Measure the area that you are going to reseed in order to calculate the amount of seed that you will need to buy. Multiply the length times the width of the space to get the number of square feet. Police the area before you get started, picking up any limbs, sticks, rocks, or other debris that might interfere with the seed.
You need to eliminate competition. If your lawn has as much as 40% weeds, you will probably want to do a total kill. Use a broad-spectrum herbicide like RoundUp or KleenUp. In order to get good control, the weeds should be actively growing when you apply the herbicide. That means that the soil should have adequate moisture for growth. Apply the herbicide according to label directions. Reapply or spot treat any tenacious weeds that don’t die after the first application. Depending on the formulation of the product you use, you should be able to plant your seed within 1-2 weeks, once again, though, check that label it will give specific information on timing.
After you get all the weeds/competition killed off, set your mower on the lowest cut setting possible and go over your lawn to scalp off as much of the dead debris as you can. Pick it up with a bagger or rake as necessary to get rid of it.
It’s important to get good seed/soil contact. If you are working with hand tools, this means you need to rake up the plant debris to make sure the seeds get down to the soil. Keep in mind though—that as you disturb the soil and turn it over, you are likely to expose weed seed to light, and may see some new weeds emerging. This is one good argument for other options, which are to rent a dethatcher or powerseeder. A dethatcher will cut through thatch and plant debris and into the soil about ¼ inch with sharp knives. Go over the lawn area two or three times with the dethatcher, and then broadcast the seed at a rate of about 6 pounds of seed per 1000 square feet of lawn.

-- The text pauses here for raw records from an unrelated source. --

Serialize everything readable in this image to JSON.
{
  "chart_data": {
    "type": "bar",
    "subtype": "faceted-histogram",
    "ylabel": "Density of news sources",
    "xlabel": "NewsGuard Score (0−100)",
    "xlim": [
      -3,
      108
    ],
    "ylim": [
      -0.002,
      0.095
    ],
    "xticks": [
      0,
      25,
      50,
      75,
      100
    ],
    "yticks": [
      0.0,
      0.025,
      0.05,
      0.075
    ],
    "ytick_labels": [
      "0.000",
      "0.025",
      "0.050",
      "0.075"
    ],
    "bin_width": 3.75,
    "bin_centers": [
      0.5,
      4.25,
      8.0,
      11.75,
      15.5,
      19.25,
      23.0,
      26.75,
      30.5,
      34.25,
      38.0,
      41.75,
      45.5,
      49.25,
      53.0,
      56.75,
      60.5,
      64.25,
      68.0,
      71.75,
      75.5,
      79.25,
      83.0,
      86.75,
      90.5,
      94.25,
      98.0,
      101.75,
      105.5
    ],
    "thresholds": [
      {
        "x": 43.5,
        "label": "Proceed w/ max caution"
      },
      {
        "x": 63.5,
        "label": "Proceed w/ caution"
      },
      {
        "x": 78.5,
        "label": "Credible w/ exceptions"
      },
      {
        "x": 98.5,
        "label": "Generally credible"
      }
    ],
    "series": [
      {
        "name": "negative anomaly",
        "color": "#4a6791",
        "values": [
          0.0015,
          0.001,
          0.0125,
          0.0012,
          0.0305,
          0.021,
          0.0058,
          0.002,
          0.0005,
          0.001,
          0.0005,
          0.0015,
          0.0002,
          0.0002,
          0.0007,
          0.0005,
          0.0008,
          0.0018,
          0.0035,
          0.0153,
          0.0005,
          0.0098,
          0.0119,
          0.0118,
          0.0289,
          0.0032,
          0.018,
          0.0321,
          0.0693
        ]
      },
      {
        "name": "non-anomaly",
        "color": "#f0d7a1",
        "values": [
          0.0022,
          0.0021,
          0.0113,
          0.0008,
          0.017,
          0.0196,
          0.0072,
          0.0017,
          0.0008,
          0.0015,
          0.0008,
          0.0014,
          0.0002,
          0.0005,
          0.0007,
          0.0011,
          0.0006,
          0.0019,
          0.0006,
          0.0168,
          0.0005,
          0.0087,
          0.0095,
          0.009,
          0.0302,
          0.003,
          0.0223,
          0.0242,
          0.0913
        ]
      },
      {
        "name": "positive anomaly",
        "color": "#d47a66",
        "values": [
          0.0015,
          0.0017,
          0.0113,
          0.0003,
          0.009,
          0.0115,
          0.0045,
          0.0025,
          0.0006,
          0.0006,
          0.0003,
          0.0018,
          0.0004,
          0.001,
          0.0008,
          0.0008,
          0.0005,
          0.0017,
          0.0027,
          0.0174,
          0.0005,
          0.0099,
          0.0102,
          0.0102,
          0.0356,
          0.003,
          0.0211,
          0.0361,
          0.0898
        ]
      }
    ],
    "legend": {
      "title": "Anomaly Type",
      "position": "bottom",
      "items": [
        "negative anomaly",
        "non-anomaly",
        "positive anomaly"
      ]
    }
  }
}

Then go over the lawn one more time with the dethatcher.
A power seeder or slit seeder is a piece of equipment that slices through the soil and then drops seed into the slits. When using a slit seeder, you should apply one pound of seed per 1000 square feet on the first pass, then broadcast another 3 pounds or so per 1000 square feet, then go over the lawn again with another 1 pound of seed per 1000 square feet with the seeder.
If you are not using power equipment, broadcast the seed by hand as evenly as possible and rake it in with a grade rake, or cover the seed with ¼ inch of topsoil or sand You can also sue straw as a mulch to keep the seed protected and moist. Just cover the area so that you can still see at least half of the soil surface. This translates to about one bale of straw for every 1000 square feet of lawn area.
It is critical to water your newly seeded lawn. The soil surface must be kept moist in order for the seed to germinate. If you can water lightly every morning and afternoon, you should see green in 10 days to two weeks. You can also cover the newly seeded areas with a light layer of straw to help shade the soil and to hold in moisture. A word of caution here too: some straw bales will have weed seed in them, so buy them early and water them down to start the seed germinating. By the time you are ready to spread the straw, hopefully most of the weed seed will have germinated and the seedlings will die from exposure. Even better, if you have access to it and don’t mind a little extra work, cover the entire reseeded area with a one-inch layer of compost. The compost will improve your soil, and you don’t need to worry about raking up the excess like you do with straw.
You can apply nitrogen fertilizers before you sow seed, but you might just be fertilizing your weeds and not your new turf. It’s better to wait and apply nitrogen fertilizer within three weeks or so after germination.
Begin to mow your grass when it gets to be four inches high. Set your mower at its highest setting (usually three inches) and mow right over the straw (if you applied it). Use a bag catcher if possible if you don’t have a catcher, go over the lawn once and then again at right angles to the first cut. The idea here is to make sure that you are not smothering the new grass with excess clippings or straw debris. Don’t worry about hurting the grass, actually the more often you cut at the proper height, the better the grass will grow.